Front side, we are hypnotized by the flying Tourbillon revolution located on the foreground. I really like the contrast between the curves of the bridge around the crown and the straight bridges at the top left corner (they almost look like a web). The logo of the brand is located on top of the dial. I also like the subtle minutes scale around the dial and the "oeil de perdrix" decoration.
As you can see it, the main plate is still solid and the movement was built around. Thanks to the dark colour of the plate, the readability has been preserved and even more interesting, the key parts of the movement are totally highlighted front and back side of the watch.
Let's talk a bit about this movement. It is a flying Tourbillon one created by BNB with the ref #1000. It has a 3 hz frequency and a power reserve of 5 days. Due to this large power reserve, it has a useful power reserve display located, in the context of the Maestro Tourbillon Carrée on the backside. This movement was also used by other brands like Romain Jérôme or Franc Vila. If I remember well, the power reserve display was located dial side with the Franc Vila. I prefer the solution used by Genta. The interesting point about this movement, besides the beauty of the flying Tourbillon and its 3 arms, is the differential system which improves the winding efficiency thanks to planetary gears. It is said by thanks to this system, you only need a third part of the usual number of crown turns to fully wind the watch. The BNB1000 also features a balance wheel with counterweights (masselottes) and a flat hairspring.

When I look at the back of the watch, I really like the contrast between the large Tourbillon bridge, a huge horizontal rod, and the interlacing of the bridges on top of the movement.This is a quite busy atmosphere but each detail is clearly visible thanks to the solid plate. Moreover, there is a feeling of volume, of depth which makes it even more impressive. This unusual architecture is a true joy for our eyes. We clearly see the difference between a skeletonized movement and a movement which was designed to get this lay-out.

When I put the watch on the wrist, I felt mixed emotions which... gave it a lot of charm. There is a clear contrast between the heavy platinum case and the very delicate if not fragile aspect of the movement and of the Tourbillon. And... what a relief: no hair is visible through the dial... the beauty of the work on the movement is preserved.
I will not tell you that, considered as a whole, I find this watch "beautiful" because it won't be the truth. The unusual caseshape, the hands design, the crown create a sort of strange beauty which require a period of habituation to be really appreciated. But we couldn't expect less with a Gerald Genta watch: it is never a love at first sight, it is more a long term charm revealing...

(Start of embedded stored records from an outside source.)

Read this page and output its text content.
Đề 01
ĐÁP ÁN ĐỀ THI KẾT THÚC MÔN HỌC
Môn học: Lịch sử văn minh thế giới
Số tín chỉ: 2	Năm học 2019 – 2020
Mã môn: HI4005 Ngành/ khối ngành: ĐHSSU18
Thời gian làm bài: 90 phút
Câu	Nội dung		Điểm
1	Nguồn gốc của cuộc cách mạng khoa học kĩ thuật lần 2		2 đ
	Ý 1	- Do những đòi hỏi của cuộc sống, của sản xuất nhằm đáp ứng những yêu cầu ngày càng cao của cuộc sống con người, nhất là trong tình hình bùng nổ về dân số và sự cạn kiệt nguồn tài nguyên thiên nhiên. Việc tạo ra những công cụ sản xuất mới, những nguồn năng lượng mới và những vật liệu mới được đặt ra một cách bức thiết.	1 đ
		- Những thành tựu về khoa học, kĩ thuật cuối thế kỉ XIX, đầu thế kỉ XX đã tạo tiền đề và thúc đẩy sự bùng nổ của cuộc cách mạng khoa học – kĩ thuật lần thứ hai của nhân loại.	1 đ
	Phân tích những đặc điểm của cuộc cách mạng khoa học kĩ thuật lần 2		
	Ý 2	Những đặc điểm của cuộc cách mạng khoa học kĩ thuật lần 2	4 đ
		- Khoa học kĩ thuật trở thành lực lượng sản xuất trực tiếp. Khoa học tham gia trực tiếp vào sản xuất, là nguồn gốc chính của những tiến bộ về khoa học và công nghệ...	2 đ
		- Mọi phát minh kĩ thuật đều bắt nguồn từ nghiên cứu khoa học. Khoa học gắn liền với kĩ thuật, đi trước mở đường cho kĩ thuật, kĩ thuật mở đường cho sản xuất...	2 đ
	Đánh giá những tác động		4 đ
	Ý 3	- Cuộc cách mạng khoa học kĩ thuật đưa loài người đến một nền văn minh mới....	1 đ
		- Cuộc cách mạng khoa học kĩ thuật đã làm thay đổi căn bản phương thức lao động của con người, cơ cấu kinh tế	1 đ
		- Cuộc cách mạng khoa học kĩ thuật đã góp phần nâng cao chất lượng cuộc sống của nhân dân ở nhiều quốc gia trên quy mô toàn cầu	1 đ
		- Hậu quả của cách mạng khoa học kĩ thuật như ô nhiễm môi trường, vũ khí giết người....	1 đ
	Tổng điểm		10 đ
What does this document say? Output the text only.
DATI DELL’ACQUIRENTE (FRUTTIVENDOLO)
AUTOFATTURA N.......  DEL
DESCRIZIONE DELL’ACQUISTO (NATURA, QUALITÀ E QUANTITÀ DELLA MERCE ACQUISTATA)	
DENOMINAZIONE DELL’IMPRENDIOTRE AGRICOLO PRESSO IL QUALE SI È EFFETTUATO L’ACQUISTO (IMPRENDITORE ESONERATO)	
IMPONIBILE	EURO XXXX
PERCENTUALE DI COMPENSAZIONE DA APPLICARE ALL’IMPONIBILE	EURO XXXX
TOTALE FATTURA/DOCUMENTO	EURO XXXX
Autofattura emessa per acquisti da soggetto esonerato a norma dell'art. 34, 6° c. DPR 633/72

The slender Gerald Genta signature is engraved on the upper-right corner. Gerald Genta was one of the very few designers who was able to have such privilege... but I really find this signature useless. His true signature was his talent and it will forever stay in the heart of the watches fans and collectors. Simple or complicated watches, created for his own companies or for other brands, Gerald Genta was a designer without any compromise, with a very daring attitude. Let's imagine a few seconds the scandal in the 80's when he unveiled a watch with a Mickey Mouse on the dial. We all know that Gerald Genta invended the concept of the Stainless Steel luxurious watch. But it also gave the proof that a high-end watch could be also FUN. The creativity of the present time would have never be possible without the first steps done by Gerald Genta who woke up and shaked the whole watches industry. His influence goes beyond his creations.
I would like to thank a lot the Montres Prestige Boutique in Geneva for the warm welcome.
Fr.Xavier
PS: if I'm not wrong, the Maestro Tourbillon Carrée was sold with an oil painting by Gerald Genta. Painting was his other great passion and the Gerald Charles brand was created also to give him the ability to combine all his artistic works.